Vallejo was arrested last month and has been held in a cell in the barracks of the Vatican gendarmerie, its tiny police force, ever since. The rest are at liberty – for now.

If convicted, the defendants could be sentenced to up to eight years in prison. But that’s where it gets complicated.

Although they voluntarily turned up to the first hearing on Nov. 24, Nuzzi and Mr. Fittipaldi point out that they are Italian citizens and therefore not subject to Vatican jurisdiction.

They argue that they were simply doing their duty as investigative reporters and say it is absurd that they are being persecuted by the Vatican when it has apparently done nothing to censure the people behind the alleged financial abuses.

Vatican-approved lawyers

Fittipaldi stood up in court during the first hearing and denounced the trial as absurd. “I am incredulous in finding myself here as a defendant in a country that is not mine,” he said.

He said the trial contravened press freedoms that were enshrined in the Italian Constitution, the European Convention on Human Rights, and the Universal Declaration on Human Rights.

He was not even able to defend himself properly, he complained, because the exact nature of the charges remained unclear.

The journalists were not allowed to appoint their own lawyers and were instead given lawyers approved by the Vatican, whom they met only hours before the first hearing began.

“I appeared in court because I wanted to look the judges in the eye. I have no fear, I have nothing to hide and I have committed no crime,” Nuzzi said.

Support for journalists

The trial, which is being presided over by four Vatican judges, without a jury, was condemned by the New York-based Committee to Protect Journalists, which said the Vatican should immediately drop the charges.

“Journalists should be allowed to carry out their role as watchdogs and investigate alleged wrongdoing without fear of repercussions,” said the organization’s Nina Ognianova.

It was also criticized by the Organization for Security and Cooperation in Europe, which said journalists should be able to protect confidential sources.

Roberto Zannotti, a Vatican prosecutor, denied that the Holy See was attacking press freedom.

It was not prosecuting “the publication of the documents, but the way in which they were acquired,” he said in court, alleging that the reporters had imposed undue pressure on their sources.

'Absurd consequences' of conviction

It is not clear what would happen if any of the five are convicted. The fate of the two journalists would be particularly problematic. The Italian Constitution enshrines the principle of press freedom and the confidentiality of journalists’ sources.
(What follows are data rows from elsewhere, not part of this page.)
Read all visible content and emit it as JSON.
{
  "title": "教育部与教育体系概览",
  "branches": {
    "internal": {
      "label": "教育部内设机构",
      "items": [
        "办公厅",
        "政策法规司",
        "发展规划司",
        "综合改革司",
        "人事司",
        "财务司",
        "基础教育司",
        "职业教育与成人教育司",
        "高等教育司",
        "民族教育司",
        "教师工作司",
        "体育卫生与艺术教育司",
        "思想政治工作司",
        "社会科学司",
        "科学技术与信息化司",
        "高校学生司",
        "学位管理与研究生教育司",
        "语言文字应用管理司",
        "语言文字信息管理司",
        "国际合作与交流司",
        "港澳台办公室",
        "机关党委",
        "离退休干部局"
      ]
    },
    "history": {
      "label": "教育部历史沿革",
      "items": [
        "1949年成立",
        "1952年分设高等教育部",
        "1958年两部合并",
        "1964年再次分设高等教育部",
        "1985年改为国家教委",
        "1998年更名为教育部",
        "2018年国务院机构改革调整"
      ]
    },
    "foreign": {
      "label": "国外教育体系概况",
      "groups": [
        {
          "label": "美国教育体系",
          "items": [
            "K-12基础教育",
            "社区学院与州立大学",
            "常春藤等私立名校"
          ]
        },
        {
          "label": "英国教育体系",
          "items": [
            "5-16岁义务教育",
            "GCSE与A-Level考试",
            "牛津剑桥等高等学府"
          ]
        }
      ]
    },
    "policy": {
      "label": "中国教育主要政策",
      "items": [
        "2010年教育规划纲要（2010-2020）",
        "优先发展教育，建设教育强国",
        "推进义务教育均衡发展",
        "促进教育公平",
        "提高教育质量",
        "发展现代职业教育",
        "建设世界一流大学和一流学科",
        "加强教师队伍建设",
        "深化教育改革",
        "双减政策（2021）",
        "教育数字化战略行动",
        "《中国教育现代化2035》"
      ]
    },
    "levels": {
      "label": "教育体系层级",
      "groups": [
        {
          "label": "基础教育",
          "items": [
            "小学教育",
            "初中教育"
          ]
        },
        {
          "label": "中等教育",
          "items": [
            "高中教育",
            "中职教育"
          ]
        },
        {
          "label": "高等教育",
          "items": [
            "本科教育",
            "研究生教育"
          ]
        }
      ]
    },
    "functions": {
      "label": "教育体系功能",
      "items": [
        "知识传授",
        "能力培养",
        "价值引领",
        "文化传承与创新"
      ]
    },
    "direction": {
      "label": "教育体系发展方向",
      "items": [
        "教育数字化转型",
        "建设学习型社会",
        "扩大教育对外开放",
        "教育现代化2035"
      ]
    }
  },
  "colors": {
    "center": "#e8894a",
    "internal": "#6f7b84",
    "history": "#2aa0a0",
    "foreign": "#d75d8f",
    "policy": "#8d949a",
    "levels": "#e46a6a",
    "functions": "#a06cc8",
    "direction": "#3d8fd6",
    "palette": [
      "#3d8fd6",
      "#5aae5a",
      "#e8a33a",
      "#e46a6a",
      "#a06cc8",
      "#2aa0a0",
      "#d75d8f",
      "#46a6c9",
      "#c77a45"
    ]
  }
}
The Vatican has no prison of its own but under accords signed with Italy it is entitled to request that convicted criminals should serve their time in an Italian jail.

That would raise the prospect of Italian citizens, convicted by the Vatican of an offense not recognized by Italy, being incarcerated on Italian soil.

Legal experts think it unlikely that Rome would accede to an extradition request from the Vatican.

That would herald an embarrassing diplomatic standoff between Italy and the Holy See.

“It is not acceptable that two Italian citizens, whose books were based on information that has never been denied by the Vatican and which were published in Italy, risk being jailed for up to eight years by a foreign power,” said an editorial in La Stampa, a respected Italian daily.

“If the trial results in convictions for the defendants, there will be truly farcical and absurd consequences.”

More leaks apparently feared

Pope Francis has consistently called for more openness and transparency within the Catholic hierarchy but has taken a hard line on this latest scandal.

He condemned the leaks as a “crime” and a “deplorable act” and it later emerged that he had personally authorized the arrests of the Spanish monsignor, his secretary, and the public relations manager.

The Vatican apparently felt compelled to act in order to frighten off other journalists looking for more leaks, analysts say.

But placing the journalists under investigation makes the Vatican look “medieval” and is likely to backfire, says Iacopo Scaramuzzi, an expert on the Vatican and the author of “Vatican Tango – the Church in the Age of Francis.”

“This will just give more publicity to the books and boost sales. It will have a boomerang effect,” he said.